Quando as Marés Recuaram, a Civilização se Transformou
Com o tempo, sedimentos transportados pelos rios formaram deltas na cabeceira do golfo, bloqueando o acesso das marés a áreas internas. Essa mudança ambiental, segundo os autores, causou desafios ecológicos e econômicos generalizados. A perda das águas das marés pode ter forçado as comunidades sumérias a responder com sistemas de irrigação e controle de inundações em larga escala — inovações que definiram a era de ouro da Suméria.
“Frequentemente imaginamos paisagens antigas como estáticas”, diz Goodman. “Mas o delta mesopotâmico era tudo, menos isso.

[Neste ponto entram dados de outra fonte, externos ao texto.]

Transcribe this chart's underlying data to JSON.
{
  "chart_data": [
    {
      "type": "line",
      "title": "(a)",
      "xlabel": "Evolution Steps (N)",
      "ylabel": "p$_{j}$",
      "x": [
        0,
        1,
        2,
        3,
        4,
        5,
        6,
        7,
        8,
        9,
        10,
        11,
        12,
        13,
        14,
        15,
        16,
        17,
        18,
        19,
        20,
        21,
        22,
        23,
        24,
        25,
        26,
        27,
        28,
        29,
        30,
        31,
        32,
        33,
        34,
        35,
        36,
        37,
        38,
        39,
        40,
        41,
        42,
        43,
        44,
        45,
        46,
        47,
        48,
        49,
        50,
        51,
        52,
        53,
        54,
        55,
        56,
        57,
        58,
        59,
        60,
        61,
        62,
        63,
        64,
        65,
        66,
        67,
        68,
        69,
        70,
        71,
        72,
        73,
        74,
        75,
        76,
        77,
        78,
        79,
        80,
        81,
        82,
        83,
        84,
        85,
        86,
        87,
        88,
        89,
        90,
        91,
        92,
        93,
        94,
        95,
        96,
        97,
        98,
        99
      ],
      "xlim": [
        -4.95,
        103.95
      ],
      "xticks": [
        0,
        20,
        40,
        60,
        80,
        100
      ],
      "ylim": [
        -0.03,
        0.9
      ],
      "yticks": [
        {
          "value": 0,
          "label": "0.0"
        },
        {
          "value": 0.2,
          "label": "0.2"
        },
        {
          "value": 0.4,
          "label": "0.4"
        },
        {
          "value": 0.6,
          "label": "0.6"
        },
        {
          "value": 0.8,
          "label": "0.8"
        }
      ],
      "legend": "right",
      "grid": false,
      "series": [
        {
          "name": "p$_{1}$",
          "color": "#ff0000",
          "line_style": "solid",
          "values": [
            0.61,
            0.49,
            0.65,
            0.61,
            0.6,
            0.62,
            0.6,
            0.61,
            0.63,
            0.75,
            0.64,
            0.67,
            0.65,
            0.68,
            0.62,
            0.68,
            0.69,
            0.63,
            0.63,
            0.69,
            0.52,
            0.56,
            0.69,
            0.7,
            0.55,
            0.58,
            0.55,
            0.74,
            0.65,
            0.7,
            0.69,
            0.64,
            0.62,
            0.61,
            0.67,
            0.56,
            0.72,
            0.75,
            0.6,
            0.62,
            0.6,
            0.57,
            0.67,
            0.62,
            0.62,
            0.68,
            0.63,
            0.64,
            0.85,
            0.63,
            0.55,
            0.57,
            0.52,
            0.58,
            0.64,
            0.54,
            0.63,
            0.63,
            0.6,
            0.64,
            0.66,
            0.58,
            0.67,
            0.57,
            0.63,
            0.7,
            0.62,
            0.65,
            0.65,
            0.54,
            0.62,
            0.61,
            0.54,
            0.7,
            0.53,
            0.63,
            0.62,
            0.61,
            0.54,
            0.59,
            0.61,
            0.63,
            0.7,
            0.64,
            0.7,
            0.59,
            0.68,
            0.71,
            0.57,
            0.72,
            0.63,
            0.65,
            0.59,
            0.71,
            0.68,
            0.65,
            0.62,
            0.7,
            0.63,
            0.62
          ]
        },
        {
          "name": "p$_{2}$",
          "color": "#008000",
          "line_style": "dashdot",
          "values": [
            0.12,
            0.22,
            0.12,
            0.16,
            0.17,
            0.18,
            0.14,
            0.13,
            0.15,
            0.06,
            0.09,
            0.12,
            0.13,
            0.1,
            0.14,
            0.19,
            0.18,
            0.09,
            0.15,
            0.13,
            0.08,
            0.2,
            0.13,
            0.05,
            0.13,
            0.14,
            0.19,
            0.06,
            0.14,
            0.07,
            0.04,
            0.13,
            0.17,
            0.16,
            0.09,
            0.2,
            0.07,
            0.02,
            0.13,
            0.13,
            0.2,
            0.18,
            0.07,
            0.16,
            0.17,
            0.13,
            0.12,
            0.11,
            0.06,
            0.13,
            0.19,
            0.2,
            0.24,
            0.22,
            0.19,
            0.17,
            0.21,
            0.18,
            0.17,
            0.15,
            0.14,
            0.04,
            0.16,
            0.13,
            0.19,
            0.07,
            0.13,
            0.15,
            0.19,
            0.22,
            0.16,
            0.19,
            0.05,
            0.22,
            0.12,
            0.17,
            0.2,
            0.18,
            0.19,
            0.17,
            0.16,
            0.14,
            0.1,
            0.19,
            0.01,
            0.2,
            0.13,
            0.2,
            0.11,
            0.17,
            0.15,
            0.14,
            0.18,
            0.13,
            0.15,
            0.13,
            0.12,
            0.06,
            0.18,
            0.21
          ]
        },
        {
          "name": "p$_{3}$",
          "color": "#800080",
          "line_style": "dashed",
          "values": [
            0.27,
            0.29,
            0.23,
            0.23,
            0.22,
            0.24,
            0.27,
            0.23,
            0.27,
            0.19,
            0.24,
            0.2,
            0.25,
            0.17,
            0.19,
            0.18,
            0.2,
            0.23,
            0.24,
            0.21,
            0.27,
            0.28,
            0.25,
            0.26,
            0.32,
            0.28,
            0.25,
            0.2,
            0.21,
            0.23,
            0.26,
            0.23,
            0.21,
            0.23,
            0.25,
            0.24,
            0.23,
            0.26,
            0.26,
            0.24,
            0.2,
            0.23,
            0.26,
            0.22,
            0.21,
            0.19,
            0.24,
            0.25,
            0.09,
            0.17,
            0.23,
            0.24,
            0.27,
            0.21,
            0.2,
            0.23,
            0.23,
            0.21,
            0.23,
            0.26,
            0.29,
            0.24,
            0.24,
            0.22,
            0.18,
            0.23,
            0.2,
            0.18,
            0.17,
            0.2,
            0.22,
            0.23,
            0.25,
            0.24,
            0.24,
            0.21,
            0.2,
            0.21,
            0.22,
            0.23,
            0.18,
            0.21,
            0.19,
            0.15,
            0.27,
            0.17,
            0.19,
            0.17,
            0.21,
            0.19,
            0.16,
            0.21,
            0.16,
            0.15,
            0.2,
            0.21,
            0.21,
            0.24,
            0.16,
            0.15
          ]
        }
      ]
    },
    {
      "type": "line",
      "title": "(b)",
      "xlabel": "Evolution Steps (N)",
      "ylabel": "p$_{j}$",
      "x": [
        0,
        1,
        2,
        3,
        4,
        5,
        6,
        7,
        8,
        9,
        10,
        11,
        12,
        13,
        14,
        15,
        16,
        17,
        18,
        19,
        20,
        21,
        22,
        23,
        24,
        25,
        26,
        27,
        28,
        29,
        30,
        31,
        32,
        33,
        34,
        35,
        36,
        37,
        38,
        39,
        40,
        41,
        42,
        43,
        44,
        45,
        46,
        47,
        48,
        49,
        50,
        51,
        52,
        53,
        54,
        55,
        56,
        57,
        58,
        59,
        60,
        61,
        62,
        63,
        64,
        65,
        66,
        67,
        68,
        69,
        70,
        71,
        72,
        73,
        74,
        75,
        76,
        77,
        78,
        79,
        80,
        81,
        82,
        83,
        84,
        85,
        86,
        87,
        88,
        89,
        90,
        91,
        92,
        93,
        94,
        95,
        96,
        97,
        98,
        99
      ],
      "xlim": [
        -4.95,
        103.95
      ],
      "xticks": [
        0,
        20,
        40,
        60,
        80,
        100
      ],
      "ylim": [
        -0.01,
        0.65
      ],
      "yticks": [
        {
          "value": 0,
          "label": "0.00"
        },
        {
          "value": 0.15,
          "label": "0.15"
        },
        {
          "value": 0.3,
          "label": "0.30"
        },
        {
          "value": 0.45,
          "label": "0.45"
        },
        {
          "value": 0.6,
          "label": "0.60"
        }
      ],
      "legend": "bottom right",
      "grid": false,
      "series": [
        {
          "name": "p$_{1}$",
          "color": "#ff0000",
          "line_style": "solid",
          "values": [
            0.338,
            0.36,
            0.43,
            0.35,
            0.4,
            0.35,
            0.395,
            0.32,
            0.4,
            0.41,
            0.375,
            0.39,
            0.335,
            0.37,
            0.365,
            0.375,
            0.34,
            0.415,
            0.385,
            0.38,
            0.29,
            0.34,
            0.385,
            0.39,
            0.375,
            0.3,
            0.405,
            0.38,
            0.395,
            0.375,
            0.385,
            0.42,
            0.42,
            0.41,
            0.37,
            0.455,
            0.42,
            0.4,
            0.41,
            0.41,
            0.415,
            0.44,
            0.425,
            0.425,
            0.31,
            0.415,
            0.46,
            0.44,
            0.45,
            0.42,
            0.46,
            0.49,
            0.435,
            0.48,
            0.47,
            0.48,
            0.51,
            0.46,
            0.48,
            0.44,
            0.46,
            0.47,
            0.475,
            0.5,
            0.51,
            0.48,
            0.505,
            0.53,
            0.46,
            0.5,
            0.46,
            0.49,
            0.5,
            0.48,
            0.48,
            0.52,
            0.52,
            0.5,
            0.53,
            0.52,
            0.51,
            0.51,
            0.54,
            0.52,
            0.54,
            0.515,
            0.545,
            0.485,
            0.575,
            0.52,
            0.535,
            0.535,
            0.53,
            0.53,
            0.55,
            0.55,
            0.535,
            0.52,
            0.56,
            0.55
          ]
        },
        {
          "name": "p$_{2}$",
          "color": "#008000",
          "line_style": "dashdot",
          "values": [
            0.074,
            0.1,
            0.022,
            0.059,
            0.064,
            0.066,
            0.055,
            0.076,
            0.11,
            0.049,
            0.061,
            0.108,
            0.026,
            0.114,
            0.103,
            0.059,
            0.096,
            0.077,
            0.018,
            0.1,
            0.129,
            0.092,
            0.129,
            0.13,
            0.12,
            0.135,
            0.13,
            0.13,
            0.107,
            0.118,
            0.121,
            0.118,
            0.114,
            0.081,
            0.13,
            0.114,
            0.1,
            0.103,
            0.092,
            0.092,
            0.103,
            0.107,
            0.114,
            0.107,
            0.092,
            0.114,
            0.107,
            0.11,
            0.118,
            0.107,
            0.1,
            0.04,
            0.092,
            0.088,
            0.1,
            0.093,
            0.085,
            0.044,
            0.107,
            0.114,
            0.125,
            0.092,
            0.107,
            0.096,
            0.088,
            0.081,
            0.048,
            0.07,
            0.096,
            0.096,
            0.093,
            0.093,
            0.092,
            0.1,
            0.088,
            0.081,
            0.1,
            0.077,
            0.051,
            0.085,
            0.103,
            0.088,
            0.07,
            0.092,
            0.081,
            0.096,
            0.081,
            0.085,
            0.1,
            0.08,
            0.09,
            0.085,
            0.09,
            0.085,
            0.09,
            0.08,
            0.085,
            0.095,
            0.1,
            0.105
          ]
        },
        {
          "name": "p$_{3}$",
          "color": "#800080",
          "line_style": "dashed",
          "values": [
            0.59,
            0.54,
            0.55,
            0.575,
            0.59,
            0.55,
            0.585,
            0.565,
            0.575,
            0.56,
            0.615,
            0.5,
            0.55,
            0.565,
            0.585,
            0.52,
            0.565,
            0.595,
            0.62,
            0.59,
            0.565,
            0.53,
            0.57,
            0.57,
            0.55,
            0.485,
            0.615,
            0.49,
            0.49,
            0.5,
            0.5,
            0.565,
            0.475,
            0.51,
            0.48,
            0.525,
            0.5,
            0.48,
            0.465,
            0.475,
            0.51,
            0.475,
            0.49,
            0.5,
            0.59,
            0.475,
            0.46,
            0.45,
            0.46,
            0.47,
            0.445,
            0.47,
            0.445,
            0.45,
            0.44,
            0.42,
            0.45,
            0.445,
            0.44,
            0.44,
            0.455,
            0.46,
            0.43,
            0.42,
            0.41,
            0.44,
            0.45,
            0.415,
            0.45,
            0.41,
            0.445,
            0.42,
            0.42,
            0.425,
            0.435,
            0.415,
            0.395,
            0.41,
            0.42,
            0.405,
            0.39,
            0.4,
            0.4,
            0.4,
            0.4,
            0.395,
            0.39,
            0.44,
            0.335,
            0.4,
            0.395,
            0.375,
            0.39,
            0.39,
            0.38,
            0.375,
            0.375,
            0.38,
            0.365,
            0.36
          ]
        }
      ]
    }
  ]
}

Suas terras inquietas e mutáveis exigiam engenhosidade e cooperação, despertando algumas das primeiras experiências de cultivo intensivo na história e ousadas experimentações sociais.”
Além da mudança ambiental, os pesquisadores conectam essas origens aquáticas à identidade cultural da Suméria. O estudo relaciona os mitos de inundação da região e deidades associadas à água à própria paisagem, sugerindo que a religião suméria evoluiu a partir de sua relação íntima com marés e rios.
“As conclusões radicais deste estudo estão claras no que estamos encontrando em Lagash”, acrescenta Holly Pittman, Diretora do Projeto Arqueológico Lagash do Museu da Pensilvânia. “Mudanças ambientais rápidas fomentaram desigualdade, consolidação política e as ideologias da primeira sociedade urbana do mundo.”
Reconstruindo uma Paisagem Perdida
Usando dados ambientais e geológicos, amostras de sedimentos de Lagash e imagens de satélite em alta resolução, a equipe recriou como era a linha costeira da Suméria. Sua reconstrução oferece uma visão de como as sociedades antigas se adaptaram a mudanças drásticas em seu ambiente e como esses desafios estimularam inovações.
“Nosso trabalho destaca tanto as oportunidades quanto os perigos da reinvenção social diante de crises ambientais severas”, concluiu Giosan. “Além dessa lição moderna, é sempre surpreendente encontrar história real escondida em mitos — e pesquisas verdadeiramente interdisciplinares como a nossa podem ajudar a descobri-la.”
A pesquisa foi financiada pela Fundação Nacional de Ciência (NSF), pelo Laboratório de Acelerador de Massas para Ciências do Oceano (NOSAMS), pelo Instituto Oceanográfico Woods Hole (WHOI) e pelo Museu da Pensilvânia. Apoio adicional para Giosan veio do STAR-UBB e ICUB na Romênia. Goodman completou sua parte do trabalho como parte de seus estudos de pós-doutorado no Instituto para o Estudo do Mundo Antigo da Universidade de Nova York.